Articles such as Mr Stengel's of course not only reflect but also help to generate the BBC poll finding that only in the US has Israel's popularity actually risen, with 50 per cent saying they view it positively. Mr Netanyahu, he writes, "would like to be a hero but he will not be one at the expense of Israel's security. His ambition and now his security as Prime Minister, though, may let him take that risk. Of the Palestinians he says: 'If they figure it out, they will never have a better partner than me.

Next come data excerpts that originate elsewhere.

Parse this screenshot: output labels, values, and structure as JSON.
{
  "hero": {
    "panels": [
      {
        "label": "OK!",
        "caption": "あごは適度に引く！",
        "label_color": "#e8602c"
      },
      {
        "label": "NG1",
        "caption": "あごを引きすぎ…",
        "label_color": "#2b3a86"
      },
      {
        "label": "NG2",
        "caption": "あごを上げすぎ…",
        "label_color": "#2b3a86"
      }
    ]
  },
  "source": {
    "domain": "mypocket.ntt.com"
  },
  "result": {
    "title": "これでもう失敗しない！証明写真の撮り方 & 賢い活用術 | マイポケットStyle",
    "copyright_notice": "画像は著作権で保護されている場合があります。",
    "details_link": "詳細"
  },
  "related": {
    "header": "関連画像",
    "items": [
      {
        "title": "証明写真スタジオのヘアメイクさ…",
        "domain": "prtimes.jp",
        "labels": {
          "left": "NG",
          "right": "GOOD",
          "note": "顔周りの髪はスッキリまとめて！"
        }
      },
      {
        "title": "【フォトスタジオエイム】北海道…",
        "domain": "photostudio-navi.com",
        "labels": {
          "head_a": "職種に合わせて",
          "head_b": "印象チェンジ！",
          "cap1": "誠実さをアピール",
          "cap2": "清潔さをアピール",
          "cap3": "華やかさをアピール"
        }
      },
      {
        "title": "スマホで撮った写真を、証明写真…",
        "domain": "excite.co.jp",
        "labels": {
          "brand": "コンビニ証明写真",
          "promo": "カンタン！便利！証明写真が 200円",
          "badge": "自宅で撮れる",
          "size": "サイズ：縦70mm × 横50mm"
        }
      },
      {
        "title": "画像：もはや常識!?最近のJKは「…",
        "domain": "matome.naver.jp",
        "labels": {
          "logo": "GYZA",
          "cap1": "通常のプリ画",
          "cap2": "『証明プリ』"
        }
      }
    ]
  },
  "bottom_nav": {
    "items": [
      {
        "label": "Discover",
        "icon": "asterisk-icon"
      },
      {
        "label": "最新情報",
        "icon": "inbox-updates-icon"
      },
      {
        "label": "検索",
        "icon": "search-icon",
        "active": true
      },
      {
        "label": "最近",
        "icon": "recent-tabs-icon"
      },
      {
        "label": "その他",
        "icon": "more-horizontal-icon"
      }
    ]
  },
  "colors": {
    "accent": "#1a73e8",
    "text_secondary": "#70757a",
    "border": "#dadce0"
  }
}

I can make it happen and make it stick'."
Mr Stengel accompanied the Israeli leader to a Moroccan Jewish celebration in the working-class town of Or Akiva, and then to a business magnate's lavish party in Caesarea, before interviewing him for two and half hours the following afternoon.
Unsurprisingly, delighted aides to Mr Netanyahu distributed the article to Israeli journalists. But in a waspish piece in the Israeli daily Haaretz, diplomatic correspondent Barak Ravid wrote yesterday that, "no Israeli journalist has been given such access to the Prime Minister in the last three years and none is likely in the next three years, either".
Certainly, the Prime Minister's senior adviser Ron Dermer sets great store by fostering contact with sympathetic opinion informers in the US. But an official in Mr Netanyhau's office said yesterday that leading Israeli commentators "routinely" have access to the Prime Minister for background briefings.